We were celebrities in Jersey City.
One night I take a delivery to the Marion section and a guy at the bar
calls me over and shows me an article in the Star Ledger. It states that the
jerseys have been lifted and that if you see someone wearing one not to ask for
an autograph but to call a cop. Ha,
we’re just kids having a good time. Until!!!!! I am working at my pizza job and
I get a phone call from a reporter by the name of Cas Rakowski. I know him from the YMCA and from write-ups
when I played high school football.

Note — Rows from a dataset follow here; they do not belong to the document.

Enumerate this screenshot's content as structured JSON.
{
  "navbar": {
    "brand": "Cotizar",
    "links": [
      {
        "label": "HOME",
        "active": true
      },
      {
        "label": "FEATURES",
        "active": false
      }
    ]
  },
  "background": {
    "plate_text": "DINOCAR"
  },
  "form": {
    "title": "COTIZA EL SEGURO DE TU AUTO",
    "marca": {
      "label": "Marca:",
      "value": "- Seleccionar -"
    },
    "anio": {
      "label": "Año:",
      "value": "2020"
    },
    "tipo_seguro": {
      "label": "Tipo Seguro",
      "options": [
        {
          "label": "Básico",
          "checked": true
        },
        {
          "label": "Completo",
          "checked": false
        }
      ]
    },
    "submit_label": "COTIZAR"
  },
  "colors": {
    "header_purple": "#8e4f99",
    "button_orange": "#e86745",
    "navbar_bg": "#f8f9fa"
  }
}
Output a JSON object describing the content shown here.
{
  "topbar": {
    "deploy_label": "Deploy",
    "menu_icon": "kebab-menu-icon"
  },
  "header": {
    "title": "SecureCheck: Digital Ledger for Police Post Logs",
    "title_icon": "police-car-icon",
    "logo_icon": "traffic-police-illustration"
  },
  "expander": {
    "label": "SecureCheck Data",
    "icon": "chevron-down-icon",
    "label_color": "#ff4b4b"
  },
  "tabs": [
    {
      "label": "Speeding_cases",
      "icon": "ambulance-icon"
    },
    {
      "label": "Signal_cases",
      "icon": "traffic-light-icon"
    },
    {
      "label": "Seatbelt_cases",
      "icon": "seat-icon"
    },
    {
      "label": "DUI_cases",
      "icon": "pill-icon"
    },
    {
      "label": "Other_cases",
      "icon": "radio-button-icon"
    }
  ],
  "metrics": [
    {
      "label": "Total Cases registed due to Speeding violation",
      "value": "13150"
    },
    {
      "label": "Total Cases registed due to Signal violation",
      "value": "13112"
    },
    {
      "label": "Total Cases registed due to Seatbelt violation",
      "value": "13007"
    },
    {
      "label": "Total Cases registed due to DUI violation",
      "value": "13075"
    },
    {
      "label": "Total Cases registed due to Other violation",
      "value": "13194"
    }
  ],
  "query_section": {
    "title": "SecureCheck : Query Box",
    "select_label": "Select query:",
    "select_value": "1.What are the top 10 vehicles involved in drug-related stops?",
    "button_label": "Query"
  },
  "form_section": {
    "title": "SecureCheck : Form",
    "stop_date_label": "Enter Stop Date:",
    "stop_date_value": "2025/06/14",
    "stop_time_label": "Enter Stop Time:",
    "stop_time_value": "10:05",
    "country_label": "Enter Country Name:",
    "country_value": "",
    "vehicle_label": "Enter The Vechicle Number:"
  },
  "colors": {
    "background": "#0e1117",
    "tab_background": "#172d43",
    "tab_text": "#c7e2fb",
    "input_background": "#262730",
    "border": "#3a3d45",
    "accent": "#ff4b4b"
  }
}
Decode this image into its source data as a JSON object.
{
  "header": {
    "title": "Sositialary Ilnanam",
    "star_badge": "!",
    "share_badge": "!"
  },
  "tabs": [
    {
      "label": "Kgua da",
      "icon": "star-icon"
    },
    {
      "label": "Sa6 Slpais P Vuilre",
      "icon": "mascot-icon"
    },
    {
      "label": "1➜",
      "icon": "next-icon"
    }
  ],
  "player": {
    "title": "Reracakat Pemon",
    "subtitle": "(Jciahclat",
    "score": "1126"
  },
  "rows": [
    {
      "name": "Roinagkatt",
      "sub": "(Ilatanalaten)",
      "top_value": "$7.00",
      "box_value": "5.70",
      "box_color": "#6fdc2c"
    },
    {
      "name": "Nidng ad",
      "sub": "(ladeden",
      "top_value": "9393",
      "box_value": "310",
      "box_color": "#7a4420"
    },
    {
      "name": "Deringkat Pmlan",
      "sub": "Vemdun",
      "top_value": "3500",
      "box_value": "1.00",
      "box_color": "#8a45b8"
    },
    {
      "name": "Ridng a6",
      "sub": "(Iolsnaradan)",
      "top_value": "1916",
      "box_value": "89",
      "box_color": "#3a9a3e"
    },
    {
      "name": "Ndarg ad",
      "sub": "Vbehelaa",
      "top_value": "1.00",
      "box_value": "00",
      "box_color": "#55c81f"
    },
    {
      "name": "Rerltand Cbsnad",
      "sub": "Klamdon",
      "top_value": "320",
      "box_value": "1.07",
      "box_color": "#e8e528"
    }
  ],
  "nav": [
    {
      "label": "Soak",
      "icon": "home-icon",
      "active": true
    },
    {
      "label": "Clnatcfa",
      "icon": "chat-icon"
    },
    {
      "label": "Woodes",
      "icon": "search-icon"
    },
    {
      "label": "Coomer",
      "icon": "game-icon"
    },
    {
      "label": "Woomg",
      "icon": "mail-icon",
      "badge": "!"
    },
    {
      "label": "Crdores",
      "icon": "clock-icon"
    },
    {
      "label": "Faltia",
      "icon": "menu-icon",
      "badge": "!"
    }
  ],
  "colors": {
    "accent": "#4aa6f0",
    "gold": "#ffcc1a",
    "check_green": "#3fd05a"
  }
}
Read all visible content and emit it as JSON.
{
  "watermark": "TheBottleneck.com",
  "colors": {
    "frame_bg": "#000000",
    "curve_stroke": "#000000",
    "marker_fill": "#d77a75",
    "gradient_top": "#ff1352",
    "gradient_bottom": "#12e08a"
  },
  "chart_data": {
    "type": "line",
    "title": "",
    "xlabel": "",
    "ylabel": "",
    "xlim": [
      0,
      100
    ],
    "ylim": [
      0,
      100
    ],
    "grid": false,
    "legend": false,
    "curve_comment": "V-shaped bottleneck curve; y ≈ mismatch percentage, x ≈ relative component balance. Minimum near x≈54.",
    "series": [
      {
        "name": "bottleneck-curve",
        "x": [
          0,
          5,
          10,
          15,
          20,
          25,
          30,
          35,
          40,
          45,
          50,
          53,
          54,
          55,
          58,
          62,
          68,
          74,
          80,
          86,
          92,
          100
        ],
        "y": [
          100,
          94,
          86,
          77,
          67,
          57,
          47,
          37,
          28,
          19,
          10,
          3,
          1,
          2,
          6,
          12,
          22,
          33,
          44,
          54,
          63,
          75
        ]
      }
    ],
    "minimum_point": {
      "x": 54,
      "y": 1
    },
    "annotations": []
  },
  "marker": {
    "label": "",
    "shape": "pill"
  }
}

He
says ‘hey how are those Jet jerseys’ I respond “great” and ask if he wants one.
He demurs and says “no thanks but I do have to do a story about it because the
FBI is being brought in because it is grand larceny across state lines, federal
crime.” I protest we are just kids having a good time. He reminds me the jerseys were valued at $75
each, timer 56 equals $4200, the cost of a Corvette and also grand
larceny. I feel weak in the knees, I am
about to start my legitimate college career in two weeks, and I can’t become
some guy’s wife in Rahway. To add more
complications my friend Michael is leaving for Texas in two days. My mind swings into overdrive, after I shit
my pants, and I work out an agreement with Cas. If we get the jerseys back to him he will protect us and he will
have a great story. We spring into
action because we have to collect 56 shirts in 24 hours. It really pisses off my girlfriend because
we were supposed to go down the shore but I had to protect my ass,
literally. I found out how we were
found out. One of the fellows, Tom, was
a CYO football coach and he gave some shirts to his star players. They were standing on the corner when
Sherman Plunkett and Paul Rochester saw them on their way to a Jersey Jets, New
York Jets farm team game at Roosevelt Stadium.